Fig. 4. Growth curves of Lactobacillus crispatus, Streptococccus agalactiae, and Escherichia coli over 30 h in the presence of media alone (yellow) or increasing concentration of Copper (Cu²⁺) ions.

Data represent triplicates of each sample at each Cu²⁺ dilution and are represented as the arithmetic mean (point) and standard error (vertical line). Experiments were performed three times.

Fig. 5. Integrative analysis of bacterial taxa and cytokines differentiating cases (n = 22) from matched controls (n = 94) in the substudy.

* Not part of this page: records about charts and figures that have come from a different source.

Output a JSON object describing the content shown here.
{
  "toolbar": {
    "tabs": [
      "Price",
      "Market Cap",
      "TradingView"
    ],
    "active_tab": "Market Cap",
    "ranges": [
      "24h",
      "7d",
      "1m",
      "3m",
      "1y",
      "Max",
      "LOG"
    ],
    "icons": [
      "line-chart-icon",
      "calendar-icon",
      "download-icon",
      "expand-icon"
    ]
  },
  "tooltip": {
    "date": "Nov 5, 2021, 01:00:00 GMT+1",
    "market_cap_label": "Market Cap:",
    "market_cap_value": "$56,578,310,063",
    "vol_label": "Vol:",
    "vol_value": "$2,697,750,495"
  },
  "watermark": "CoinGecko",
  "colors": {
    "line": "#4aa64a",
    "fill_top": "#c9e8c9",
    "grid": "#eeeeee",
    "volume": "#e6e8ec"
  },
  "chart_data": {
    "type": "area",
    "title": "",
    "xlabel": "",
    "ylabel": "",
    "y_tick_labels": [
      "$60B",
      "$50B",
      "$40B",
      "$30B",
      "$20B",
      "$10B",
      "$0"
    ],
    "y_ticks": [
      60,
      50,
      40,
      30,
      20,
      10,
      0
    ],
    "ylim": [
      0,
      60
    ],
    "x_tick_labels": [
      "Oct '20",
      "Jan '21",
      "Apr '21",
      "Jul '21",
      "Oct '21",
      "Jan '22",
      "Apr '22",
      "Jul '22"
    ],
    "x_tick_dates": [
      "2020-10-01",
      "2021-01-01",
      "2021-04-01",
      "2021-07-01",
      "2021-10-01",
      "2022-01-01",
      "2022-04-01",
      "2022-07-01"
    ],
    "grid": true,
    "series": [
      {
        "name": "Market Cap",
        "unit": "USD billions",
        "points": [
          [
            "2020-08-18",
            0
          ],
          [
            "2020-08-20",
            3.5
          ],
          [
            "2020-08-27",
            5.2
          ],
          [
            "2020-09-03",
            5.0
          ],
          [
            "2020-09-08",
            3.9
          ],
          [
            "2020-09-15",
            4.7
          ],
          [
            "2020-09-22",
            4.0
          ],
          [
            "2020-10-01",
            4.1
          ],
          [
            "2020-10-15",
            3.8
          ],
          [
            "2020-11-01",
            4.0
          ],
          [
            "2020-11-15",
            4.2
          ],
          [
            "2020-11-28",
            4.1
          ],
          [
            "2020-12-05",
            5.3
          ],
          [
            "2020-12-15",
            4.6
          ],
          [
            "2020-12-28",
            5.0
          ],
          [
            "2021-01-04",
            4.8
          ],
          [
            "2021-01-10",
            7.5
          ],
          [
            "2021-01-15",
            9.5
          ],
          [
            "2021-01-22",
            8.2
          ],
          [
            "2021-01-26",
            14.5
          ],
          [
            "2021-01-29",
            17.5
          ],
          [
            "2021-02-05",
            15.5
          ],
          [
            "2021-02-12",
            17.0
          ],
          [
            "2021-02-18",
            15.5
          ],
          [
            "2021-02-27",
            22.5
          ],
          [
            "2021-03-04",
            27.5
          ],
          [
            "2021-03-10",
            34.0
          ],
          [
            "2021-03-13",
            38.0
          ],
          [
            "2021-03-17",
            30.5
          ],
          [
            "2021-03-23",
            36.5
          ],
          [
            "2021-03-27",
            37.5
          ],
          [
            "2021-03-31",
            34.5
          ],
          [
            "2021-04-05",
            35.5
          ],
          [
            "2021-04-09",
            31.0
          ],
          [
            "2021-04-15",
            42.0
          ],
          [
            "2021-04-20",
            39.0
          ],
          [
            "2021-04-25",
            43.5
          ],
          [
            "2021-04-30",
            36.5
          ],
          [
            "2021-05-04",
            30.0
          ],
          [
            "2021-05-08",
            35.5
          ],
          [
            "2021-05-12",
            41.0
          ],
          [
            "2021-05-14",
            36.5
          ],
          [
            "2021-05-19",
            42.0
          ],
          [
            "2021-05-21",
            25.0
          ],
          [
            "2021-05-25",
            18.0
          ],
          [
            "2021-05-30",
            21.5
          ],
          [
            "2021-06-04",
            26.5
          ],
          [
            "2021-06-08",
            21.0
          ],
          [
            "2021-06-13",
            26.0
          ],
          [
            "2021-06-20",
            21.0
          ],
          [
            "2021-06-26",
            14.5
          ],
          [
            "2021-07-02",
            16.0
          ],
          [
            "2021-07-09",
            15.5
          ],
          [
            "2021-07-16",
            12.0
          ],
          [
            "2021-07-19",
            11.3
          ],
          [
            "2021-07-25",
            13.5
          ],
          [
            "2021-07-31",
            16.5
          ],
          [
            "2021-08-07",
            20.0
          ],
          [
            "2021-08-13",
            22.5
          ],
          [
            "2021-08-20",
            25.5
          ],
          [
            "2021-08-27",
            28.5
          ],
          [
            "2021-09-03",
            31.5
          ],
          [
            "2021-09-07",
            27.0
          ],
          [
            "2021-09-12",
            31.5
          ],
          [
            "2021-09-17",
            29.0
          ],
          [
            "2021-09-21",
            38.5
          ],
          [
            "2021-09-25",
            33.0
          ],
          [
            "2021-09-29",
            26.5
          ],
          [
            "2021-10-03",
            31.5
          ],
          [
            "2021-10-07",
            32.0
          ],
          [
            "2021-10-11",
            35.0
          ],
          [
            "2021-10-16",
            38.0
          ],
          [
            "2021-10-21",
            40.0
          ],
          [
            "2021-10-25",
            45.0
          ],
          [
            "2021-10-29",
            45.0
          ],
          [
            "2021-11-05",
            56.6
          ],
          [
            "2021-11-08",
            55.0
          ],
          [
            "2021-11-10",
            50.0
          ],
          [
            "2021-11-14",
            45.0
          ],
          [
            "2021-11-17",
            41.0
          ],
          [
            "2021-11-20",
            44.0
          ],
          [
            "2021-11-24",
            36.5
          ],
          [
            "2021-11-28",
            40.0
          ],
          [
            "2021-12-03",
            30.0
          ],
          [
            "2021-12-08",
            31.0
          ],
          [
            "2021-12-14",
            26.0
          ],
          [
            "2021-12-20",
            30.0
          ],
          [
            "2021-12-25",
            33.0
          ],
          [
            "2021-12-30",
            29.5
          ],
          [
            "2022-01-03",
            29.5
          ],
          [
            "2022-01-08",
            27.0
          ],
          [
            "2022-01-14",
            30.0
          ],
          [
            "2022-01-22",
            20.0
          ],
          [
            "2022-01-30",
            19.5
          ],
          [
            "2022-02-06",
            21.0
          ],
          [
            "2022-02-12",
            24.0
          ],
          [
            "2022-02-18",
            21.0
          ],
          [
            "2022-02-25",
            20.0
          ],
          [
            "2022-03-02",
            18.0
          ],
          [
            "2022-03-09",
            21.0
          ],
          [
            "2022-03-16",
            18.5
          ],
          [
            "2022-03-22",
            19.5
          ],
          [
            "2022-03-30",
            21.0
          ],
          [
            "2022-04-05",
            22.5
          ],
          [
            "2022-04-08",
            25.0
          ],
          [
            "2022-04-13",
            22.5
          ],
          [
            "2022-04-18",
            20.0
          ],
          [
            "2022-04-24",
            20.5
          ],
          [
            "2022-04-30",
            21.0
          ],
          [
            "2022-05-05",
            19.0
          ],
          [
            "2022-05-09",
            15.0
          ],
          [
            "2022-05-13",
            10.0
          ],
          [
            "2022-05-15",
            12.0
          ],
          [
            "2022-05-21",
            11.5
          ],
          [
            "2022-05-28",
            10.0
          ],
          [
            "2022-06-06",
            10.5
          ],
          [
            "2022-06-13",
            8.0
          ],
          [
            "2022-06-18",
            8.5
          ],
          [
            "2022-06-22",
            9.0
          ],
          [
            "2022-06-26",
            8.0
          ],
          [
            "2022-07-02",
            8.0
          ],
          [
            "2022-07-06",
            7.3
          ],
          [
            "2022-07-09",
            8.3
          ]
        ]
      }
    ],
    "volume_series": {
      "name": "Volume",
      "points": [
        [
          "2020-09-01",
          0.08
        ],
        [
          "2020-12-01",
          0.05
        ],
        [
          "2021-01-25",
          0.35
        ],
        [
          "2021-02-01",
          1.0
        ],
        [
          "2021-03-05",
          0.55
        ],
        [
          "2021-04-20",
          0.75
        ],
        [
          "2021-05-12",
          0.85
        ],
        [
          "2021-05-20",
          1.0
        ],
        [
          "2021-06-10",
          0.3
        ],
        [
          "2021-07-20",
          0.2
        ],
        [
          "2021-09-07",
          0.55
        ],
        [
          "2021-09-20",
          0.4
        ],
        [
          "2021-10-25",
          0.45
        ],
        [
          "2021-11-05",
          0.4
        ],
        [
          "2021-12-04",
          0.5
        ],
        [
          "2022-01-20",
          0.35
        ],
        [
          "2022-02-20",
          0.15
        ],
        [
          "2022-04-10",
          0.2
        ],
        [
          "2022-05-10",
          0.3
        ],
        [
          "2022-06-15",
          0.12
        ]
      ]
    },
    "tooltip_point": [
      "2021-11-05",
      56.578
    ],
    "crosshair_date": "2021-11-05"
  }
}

a Boxplots displaying the distribution of scores along the fourth sparse principal component (SPC4), which was distinct for cases (n = 20) and controls (n = 93). b Loadings scores for SPC4, which segregates cases from controls. Bars are colored according to which group had higher median scores for SPC4. c The distribution of SPC4 scores grouped by contraceptive arm Cu-IUD (n = 29); DMPA-IM (n = 38); LNG implant (n = 46). d The distribution of SPC4 scores grouped by CST (n = 113 participants). Boxplots display the first and third quartiles and the median value. Two-tailed P values were calculated with a Wilcoxon Rank Sum test and corrected using the method of Benjamini and Hochberg. Bacterial and cytokine absolute concentrations were log₂ transformed and mean-centered prior to analysis.